At 4 p.m. on July 1, Rangers Chris Gwinn, John Hoptak and Caitlin Kostic, will present Yankees, Rebels and Civilians – The First Day of Battle Ends. This unique program will explore the stories of McCallister, Stearns, Ayres, and many others at three iconic sites within Gettysburg; Christ Evangelical Lutheran Church, Pennsylvania Hall at Gettysburg College, and the Gettysburg Train Station. All of these sites have graciously allowed us access for this special event. The program will run from 4-6:30 p.m. At each location on the hour (4 p.m., 5 p.m., and 6 p.m.), Chris, John and Caitlin will offer a 30 minute program bringing to life the dramatic stories that happened there on July 1 and the days that followed.
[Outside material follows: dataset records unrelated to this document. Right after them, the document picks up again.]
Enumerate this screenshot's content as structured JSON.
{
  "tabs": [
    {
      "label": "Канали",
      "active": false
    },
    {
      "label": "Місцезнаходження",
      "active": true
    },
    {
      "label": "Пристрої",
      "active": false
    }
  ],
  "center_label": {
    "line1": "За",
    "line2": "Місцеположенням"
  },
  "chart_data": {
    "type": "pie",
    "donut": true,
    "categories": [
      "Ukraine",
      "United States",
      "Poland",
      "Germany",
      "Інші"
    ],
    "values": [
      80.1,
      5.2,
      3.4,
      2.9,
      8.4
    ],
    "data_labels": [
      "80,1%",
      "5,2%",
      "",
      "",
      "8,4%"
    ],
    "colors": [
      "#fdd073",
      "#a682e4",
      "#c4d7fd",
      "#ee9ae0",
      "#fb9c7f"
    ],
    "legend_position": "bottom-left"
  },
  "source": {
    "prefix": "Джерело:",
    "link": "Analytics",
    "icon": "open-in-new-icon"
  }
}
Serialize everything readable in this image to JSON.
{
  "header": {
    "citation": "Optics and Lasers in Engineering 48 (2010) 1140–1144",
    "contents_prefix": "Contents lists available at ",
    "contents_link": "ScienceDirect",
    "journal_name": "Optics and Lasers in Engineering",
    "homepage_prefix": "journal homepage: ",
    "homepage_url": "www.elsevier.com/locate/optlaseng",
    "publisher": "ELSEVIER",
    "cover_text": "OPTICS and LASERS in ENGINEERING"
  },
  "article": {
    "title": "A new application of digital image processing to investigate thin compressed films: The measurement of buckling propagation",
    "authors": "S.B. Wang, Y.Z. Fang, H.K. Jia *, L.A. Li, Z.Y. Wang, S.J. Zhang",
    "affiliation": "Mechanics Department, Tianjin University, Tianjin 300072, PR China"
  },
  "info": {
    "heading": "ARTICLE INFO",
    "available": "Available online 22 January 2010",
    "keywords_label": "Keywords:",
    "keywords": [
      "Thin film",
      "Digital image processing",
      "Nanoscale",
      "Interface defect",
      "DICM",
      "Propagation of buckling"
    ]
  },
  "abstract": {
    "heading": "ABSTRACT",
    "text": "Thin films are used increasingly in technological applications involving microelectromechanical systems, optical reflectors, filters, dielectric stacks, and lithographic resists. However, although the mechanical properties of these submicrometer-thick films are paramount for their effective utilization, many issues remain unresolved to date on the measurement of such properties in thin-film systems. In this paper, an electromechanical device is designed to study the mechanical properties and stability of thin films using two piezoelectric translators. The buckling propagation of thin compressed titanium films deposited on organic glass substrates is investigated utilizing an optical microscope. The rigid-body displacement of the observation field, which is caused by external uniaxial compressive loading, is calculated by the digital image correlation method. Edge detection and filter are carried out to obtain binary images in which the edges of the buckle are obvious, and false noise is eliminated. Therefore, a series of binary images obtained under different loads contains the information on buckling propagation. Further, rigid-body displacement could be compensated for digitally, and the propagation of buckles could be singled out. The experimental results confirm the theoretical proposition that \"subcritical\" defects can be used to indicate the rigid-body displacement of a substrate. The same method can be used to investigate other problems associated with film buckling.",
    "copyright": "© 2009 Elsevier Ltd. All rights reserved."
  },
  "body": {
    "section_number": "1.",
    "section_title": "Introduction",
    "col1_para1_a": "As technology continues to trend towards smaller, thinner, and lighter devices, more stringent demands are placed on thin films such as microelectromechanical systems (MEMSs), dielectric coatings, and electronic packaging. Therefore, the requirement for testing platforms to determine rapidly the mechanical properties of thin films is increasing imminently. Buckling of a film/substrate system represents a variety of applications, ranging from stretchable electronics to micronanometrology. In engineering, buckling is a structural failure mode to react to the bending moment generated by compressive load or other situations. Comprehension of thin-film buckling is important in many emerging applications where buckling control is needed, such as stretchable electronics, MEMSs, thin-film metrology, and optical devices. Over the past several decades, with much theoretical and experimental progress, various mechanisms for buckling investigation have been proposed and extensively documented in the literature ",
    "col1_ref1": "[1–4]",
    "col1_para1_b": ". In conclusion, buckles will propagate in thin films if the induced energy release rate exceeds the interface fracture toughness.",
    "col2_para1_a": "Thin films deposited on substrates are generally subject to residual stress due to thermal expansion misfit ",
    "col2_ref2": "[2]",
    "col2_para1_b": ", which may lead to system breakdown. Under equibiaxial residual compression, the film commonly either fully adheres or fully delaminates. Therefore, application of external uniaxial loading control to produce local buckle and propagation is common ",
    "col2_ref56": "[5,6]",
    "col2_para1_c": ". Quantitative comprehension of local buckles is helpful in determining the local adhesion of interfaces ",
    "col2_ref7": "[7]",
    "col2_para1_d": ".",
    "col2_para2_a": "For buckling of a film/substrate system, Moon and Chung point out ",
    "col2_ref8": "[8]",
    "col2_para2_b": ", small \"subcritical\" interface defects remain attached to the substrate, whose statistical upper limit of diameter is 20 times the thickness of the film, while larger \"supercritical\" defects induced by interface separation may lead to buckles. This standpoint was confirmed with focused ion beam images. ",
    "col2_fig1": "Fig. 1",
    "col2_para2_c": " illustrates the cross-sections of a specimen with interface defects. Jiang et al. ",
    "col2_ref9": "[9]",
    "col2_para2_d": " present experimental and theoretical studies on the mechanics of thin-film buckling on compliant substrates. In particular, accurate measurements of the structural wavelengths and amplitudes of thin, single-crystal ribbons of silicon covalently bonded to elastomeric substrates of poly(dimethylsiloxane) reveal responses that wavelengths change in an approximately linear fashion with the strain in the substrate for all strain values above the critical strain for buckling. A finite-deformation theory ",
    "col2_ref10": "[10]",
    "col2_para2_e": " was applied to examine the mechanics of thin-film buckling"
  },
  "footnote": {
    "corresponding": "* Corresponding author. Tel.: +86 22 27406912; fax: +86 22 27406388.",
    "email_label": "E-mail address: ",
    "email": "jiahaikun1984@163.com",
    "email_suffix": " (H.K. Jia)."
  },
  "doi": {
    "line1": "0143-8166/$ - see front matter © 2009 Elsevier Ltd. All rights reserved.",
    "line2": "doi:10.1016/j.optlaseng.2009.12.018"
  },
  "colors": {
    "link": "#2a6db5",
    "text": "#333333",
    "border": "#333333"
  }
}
The sites are all within walking distance of each other. Parking is available at Musselman Stadium at Gettysburg College. You may start at any station and rotate through the others in whatever order you wish.
Each day of the anniversary, from July 1-4, we will offer two different Battlefield Experience programs. In my next posts we will explore those for July 2, 3, and 4.